The fish pier project now goes before the Oak Bluffs conservation commission for review at the local level.

Also on Thursday the commission voted 9 to 2 to approve a densely designed, mixed-use, residential-commercial two-building complex that would expand the current Wavelengths Hair Salon building by two floors and add another three-story residential building behind it in what is currently a parking lot. In previous meetings members of the commission and the Edgartown planning board had expressed reservations about the availability of parking and impacts on traffic — concerns that surfaced again on Thursday. While the original plan had 11 parking spaces, zoning required 13. As a solution two commercial parking spaces were placed in parking garages underneath the residential units. In addition town zoning requires 22 per cent of a property to be reserved for open space. Planners overcame the requirement by adding up narrow stretches of lawn that encompassed the parking lot and minor additions of grass elsewhere.

Commission member Linda Sibley applauded the project’s resourceful use of space.

“I think that the applicant had a real challenge here because this is a long and narrow property,” she said. “But I think we agreed at [the land use planning committee meeting] that this is sort of classic smart growth. It’s dense in a dense area, it’s quite consistent with the Edgartown master plan for mixed use in that area and I think the applicants worked really hard to make a challenging property work.”

Mrs. Stephenson, however, was blunt in her criticism of the proposal.

“I think it’s really awful,” she said. “It’s not my idea of smart growth at all. If you create something that’s a mixed residential and commercial, you think of stores with apartments over them, you think maybe of townhouses near parks. This is a commercial space with some residences stuck in the parking lot.” She continued:

“The open space is ridiculous. It’s hard to believe it’s 22 per cent, but it certainly isn’t contiguous. None of these are spaces that are at all usable as a yard. Are the [residents] are going stick their tricycles on a little piece of property in the middle of a parking lot?”

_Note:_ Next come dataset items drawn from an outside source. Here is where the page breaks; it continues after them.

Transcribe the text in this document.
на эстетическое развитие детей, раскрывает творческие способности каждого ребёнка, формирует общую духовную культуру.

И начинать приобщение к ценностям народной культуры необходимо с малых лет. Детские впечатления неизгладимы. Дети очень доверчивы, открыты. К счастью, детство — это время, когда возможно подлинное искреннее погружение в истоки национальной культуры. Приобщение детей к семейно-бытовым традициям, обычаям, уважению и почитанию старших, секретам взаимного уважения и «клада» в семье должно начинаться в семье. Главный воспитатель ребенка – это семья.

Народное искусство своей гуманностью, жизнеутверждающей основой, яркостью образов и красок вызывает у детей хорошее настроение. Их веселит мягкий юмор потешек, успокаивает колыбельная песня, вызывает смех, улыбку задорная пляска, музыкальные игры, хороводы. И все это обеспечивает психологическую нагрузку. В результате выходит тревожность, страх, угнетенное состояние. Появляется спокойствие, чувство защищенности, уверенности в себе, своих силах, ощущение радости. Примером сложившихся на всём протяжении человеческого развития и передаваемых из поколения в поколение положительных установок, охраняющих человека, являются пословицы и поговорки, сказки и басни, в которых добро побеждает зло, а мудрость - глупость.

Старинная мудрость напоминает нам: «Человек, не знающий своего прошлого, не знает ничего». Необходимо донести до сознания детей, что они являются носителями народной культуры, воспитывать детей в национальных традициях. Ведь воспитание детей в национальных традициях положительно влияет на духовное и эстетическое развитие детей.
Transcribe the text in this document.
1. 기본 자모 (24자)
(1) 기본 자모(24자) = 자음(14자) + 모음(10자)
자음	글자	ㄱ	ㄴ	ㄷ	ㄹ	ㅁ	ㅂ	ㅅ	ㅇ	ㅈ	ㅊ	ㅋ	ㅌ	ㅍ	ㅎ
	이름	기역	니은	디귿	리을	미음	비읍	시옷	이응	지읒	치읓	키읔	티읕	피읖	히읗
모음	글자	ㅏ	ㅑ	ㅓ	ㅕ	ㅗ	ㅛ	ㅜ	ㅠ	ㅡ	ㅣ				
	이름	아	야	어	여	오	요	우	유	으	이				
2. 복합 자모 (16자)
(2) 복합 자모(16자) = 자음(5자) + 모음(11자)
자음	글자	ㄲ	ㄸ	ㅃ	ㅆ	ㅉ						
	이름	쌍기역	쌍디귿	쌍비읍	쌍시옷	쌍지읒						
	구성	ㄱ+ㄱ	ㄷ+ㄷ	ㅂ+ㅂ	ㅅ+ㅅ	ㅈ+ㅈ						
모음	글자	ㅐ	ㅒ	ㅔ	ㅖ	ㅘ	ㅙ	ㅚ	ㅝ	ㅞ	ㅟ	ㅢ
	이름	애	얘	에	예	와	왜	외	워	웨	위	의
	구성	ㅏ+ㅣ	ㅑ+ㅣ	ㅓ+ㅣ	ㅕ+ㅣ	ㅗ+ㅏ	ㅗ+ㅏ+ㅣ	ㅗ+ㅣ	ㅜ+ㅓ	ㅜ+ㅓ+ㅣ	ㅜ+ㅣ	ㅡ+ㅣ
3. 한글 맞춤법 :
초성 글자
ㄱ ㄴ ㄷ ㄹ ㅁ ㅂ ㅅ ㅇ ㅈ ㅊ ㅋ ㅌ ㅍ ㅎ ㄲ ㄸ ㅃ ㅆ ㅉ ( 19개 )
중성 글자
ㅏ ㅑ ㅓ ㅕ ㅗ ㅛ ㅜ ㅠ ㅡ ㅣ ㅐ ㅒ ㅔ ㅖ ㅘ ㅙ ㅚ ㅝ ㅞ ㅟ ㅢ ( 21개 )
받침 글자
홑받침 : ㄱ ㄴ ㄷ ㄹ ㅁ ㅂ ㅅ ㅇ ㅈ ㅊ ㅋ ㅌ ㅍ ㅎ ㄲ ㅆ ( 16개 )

Chilmark commission member Doug Sederholm was similarly wary of the parking situation.

“I don’t know if it’s enough to reject the project but it makes it pretty dicey,” he said.

Ms. Sibley argued that the lack of parking could actually be a boon to the town.

“It’s like choosing to live in the city,” she said, “where you may not have a car at all. So yes, there’s less parking there than you might like, but we did discuss the availability of public transit as being one of the benefits of the project.”

Voting in favor of the proposal were John Breckenridge, Peter Cabana, Leonard Jason Jr., Chris Murphy, Katherine Newman, Camille Rose, Doug Sederholm, Linda Sibley and Christina Brown. Voting against the proposal were Holly Stephenson and Edgartown commissioner James Joyce. Edgartown has threatened to leave the commission in recent weeks for financial reasons.

Ms. Brown briefly addressed those developments in an opening statement.

“The MVC is still important to every town on the Island in protecting the character, the environment and the quality of that intangible way of life that we have here,” she said. “The funding of the MVC is a subject which I’m sure is going to be talked about in the next couple of weeks. We welcome questions about our budgeting process, and about how the money is spent. I’ll just note that the formula for apportionment of the assessments is set by that legislation that created the commission and this year, given that formula, a $500,000 house in any town on the Island pays a little less than $20 in real estate taxes for the commission.”